If you have a lot of disparate data sources and formatting irregularities, it’s essential to sync and standardize the data prior to purging. That way, you avoid having to do the same work twice.

For instance, if one of the data columns doesn’t match with a field in your CRM, you can end up creating a second column that represents the same data, only with a different label. That will require you to delete both columns twice over.

2. Establish a retention period before purging.

Data purging manually is a pain, but doing it automatically — without a retention period — can cause you to lose data you might need in the short term. We recommend creating a month-long or even quarter-long retention period, where newly irrelevant data remains in the system on the condition that it must be used or referenced within a certain period. If this doesn’t occur, then it will be purged.

You can establish a retention period through your data purging tool. For instance, in HubSpot, you can create a workflow that archives a contact after a certain period of inactivity. If this period of inactivity isn’t interrupted, then the contact will be removed from the system.

3. Consider alternatives prior to purging.

Archiving and deletion may be sufficient in some instances, especially if you don’t have an specially large database. If you’re working with a small contact list, and you simply have some inactive contacts, it may be enough to archive them while they remain inactive. That way, if they ever become active again, you don’t have to re-add them to your CRM or contact management system.

If you do choose to archive instead of purge, make sure that you have enough space in your system to store this archived data.

4. Create an organized data purging strategy.

Purging data at random can lead to significant data loss that can hurt your business over time. Sit with your team managers and company leadership to figure out the why, what, when, and how of your data purging strategy.
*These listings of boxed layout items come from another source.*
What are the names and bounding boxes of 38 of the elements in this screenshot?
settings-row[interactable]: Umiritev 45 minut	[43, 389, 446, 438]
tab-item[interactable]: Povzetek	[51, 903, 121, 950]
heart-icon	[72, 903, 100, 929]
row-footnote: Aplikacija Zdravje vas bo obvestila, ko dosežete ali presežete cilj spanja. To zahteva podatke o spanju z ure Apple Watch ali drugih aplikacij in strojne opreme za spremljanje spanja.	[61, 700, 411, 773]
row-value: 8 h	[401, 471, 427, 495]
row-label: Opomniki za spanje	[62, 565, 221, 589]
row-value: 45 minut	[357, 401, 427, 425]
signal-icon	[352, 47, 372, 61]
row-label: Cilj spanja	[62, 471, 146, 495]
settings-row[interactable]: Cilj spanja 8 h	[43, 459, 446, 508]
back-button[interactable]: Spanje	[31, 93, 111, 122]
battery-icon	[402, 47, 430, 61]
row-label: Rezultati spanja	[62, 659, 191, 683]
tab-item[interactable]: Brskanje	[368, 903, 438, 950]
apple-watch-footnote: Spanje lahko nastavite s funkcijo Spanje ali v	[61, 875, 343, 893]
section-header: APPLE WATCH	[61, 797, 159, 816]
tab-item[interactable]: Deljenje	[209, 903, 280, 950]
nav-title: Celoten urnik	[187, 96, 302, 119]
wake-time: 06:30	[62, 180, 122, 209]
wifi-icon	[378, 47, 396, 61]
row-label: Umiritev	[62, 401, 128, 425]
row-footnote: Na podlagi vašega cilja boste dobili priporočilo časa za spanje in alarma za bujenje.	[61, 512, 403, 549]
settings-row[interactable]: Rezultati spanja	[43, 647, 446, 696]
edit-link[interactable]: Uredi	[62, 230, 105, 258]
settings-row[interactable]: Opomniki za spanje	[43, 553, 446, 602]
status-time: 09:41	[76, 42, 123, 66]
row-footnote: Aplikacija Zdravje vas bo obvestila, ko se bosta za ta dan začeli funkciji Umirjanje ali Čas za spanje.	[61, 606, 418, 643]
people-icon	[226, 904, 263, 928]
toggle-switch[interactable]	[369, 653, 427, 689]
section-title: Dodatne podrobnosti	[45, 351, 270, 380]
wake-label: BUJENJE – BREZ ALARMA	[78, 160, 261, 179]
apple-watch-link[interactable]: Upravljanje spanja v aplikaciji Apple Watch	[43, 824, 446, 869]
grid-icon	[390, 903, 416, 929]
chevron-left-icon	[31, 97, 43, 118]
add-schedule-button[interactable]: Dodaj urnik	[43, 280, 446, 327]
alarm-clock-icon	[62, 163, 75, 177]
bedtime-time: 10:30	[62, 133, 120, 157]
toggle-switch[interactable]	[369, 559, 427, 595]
  • Why are we purging data? (To free up resources, increase security, etc…)
  • When will we purge data? (Quarterly, monthly, biweekly…)
  • What data will we purge? (Inactive contacts, old blog posts, outdated emails, etc…)
  • How will we purge it? (Using a data purging tool, running a command, etc…)

Once you’ve come up with an initial strategy, be sure to iterate and come up with an enhanced data purging workflow as your business and database grows.

Data Purging Will Lead to Cleaner, Better Data

Data purging is just one part of an effective data management strategy. Start by understanding the data you need, for which purposes, and for how long. You can then purge the data you no longer require to improve the overall cleanliness and integrity of your database.